Traditionally, when we talk about encryption, we use the names Bob and Alice.
So say Bob and Alice are both using WhatsApp and let’s say that Bob wants to send a message to Alice.
Alice has a public key and a private key which are both related mathematically.
The public key can be shared with anyone but only Alice has the private key.
So the first thing that happens is that Bob uses Alice’s public key to encrypt his message. He turns “hello Alice” into ciphertext, which basically looks like scrambled random letters.
This message is now encrypted and it is sent over the Internet.
As the message is sent across the Internet it passes through multiple servers, including the servers that belong to the email service and servers belonging to Internet service providers.
Even though these companies could try to read the message it will be impossible to turn the ciphertext back into a message that is readable.
Only Alice can turn the cypher text back into plain text with her private key.
If Alex wants to reply to her message then she simply repeats the process and she will use Bob’s public key to encrypt her reply.
As I said before the public key can be shared with anyone who wants to encrypt a message, but the private key on the other hand which is used to decrypt messages that are sent to you never actually leave your device.
it’s a bit like a mailbox, in other words, anyone that has access to the public key can put something into your mailbox and lock it, but only you can unlock it with your own private key
The future of encryption
So what does the future hold for encryption?

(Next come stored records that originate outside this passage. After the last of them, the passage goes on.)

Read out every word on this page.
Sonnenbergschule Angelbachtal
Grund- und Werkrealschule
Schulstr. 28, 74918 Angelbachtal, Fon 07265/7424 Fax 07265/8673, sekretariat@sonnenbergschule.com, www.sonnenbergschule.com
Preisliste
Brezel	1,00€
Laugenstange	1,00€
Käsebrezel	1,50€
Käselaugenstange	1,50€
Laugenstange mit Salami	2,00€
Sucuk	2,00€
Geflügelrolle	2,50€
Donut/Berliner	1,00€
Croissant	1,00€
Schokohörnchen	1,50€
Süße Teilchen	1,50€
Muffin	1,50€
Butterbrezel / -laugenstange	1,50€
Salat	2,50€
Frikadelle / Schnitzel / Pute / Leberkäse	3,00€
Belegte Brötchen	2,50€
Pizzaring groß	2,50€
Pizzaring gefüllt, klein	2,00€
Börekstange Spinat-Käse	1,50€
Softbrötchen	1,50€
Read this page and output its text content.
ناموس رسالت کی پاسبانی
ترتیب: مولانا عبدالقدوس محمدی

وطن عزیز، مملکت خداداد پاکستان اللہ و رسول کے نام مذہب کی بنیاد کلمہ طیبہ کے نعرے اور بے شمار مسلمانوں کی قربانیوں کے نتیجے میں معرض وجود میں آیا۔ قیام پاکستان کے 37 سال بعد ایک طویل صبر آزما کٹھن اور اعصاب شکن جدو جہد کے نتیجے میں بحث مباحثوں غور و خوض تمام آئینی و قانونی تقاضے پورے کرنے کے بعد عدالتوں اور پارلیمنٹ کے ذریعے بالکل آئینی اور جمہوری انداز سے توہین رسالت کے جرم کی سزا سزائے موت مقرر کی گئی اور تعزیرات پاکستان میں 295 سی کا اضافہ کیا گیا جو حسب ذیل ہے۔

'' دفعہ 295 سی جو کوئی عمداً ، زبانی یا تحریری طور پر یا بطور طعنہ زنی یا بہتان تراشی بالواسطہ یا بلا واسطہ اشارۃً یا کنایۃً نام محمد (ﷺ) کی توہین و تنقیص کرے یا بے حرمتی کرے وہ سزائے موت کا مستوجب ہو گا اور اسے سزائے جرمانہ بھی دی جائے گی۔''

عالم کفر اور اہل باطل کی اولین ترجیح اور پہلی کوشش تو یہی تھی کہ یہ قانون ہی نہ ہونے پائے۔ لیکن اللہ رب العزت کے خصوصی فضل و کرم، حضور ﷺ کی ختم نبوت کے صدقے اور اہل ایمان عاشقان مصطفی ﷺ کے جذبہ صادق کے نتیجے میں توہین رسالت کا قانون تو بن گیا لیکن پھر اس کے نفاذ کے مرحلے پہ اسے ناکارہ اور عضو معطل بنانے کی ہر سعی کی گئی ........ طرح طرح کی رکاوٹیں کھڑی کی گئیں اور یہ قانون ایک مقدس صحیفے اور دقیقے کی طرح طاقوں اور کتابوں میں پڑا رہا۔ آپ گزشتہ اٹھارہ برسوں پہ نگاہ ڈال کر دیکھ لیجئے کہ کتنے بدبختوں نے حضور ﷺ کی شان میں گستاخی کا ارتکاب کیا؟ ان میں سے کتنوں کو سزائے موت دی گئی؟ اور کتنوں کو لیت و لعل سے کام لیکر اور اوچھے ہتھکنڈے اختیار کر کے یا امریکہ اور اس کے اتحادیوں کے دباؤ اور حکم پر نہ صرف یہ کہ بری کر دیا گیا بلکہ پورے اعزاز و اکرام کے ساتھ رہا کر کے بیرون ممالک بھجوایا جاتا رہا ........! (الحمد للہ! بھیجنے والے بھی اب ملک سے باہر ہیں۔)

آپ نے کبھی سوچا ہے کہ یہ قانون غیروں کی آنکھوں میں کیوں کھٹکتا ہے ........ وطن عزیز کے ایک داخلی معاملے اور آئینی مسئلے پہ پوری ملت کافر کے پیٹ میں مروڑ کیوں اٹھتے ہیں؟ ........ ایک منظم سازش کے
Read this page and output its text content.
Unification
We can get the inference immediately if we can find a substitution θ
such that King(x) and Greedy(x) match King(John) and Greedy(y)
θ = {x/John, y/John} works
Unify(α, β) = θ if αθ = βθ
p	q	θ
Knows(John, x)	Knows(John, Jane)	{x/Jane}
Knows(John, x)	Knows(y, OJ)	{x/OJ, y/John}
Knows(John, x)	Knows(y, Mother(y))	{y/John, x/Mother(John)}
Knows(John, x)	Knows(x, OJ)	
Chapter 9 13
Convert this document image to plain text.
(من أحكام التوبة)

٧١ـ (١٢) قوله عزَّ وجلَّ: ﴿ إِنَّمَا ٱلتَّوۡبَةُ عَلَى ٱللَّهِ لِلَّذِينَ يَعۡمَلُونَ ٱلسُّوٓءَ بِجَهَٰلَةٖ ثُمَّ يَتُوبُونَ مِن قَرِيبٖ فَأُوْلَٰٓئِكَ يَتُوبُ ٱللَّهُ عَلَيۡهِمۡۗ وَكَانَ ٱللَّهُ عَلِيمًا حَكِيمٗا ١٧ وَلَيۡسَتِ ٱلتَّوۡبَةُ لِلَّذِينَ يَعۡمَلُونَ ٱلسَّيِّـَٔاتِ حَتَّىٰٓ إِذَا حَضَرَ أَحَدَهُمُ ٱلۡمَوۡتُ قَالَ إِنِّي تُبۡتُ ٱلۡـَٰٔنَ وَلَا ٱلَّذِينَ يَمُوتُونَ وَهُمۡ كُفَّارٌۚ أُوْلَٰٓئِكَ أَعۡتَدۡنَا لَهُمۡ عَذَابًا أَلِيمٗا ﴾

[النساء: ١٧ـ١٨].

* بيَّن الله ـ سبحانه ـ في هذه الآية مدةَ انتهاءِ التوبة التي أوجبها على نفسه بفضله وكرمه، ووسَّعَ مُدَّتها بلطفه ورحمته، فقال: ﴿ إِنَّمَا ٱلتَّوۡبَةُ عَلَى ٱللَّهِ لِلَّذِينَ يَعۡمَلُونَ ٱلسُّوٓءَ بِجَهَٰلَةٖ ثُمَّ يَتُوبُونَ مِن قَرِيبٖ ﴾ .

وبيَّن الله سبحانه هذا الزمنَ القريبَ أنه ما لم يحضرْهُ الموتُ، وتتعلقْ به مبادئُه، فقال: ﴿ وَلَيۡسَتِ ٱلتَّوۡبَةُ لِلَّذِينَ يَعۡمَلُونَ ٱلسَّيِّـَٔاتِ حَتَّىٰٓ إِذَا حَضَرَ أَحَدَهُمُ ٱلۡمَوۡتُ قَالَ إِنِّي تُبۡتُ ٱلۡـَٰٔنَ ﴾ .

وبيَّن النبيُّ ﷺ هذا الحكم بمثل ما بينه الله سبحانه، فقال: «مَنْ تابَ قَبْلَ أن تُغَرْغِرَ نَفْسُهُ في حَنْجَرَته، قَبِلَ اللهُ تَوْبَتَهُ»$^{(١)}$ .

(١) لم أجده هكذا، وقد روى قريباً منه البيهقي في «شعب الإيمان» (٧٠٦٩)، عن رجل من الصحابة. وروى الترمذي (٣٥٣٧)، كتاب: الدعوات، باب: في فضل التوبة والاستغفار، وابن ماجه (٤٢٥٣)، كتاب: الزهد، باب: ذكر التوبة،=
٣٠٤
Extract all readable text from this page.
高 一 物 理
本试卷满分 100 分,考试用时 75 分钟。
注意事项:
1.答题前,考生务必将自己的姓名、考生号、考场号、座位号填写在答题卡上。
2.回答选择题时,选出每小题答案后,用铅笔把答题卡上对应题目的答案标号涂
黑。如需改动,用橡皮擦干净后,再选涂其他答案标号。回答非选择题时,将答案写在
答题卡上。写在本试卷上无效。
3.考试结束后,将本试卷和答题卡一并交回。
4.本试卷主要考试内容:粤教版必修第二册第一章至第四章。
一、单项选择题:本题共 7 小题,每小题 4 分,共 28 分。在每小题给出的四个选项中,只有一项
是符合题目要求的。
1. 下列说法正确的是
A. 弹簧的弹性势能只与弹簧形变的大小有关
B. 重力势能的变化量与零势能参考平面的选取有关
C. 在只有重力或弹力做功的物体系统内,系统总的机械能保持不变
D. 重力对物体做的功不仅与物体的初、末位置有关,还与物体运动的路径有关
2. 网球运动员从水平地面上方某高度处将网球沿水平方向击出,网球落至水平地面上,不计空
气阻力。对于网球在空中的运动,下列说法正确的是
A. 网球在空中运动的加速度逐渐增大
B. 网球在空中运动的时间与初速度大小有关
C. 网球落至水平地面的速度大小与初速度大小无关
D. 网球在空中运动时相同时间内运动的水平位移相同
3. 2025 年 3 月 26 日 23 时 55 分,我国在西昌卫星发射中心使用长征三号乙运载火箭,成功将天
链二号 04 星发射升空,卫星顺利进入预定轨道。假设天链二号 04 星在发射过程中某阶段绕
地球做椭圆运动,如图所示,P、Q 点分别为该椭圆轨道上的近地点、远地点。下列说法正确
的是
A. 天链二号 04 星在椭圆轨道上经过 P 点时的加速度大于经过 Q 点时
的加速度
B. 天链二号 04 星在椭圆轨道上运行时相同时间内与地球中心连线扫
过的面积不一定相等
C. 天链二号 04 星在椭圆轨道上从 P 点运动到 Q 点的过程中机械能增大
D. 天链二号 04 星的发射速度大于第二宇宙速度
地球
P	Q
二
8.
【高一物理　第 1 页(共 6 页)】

Well even some of our strongest encryption algorithms could be rendered useless once quantum computers become more mainstream.
This is because quantum computers will be able to work out the prime numbers that are used for private keys.
So what are we doing about this?
Well researchers are currently working on quantum safe classical cryptographic algorithms. These are algorithms that can’t be cracked by quantum computers or classical computers (computers that we have today).
In parallel to that, other research is being carried out around Quantum Key Distribution (QKD). QKD doesn’t actually encrypt any user data at all, but it does allow users to securely distribute keys to each other which can then be used for subsequent encrypted communication.
Wrapping up
So in this article we have seen that the most secure encryption algorithm is the One Time Pad but it isn’t in widespread use because of the practicality involved in distributing the keys securely.
We have examined two alternative algorithms which are in widespread use today. These are AES and RSA.
These algorithms are ultra secure in the sense that they can’t be cracked in any reasonable amount of time using the current state of the art computers that we have today.
However, once quantum computers do become mainstream, algorithms such as RSA and AES will come under threat and that is why security experts are desperate to find ways to protect Our Data before it is too late.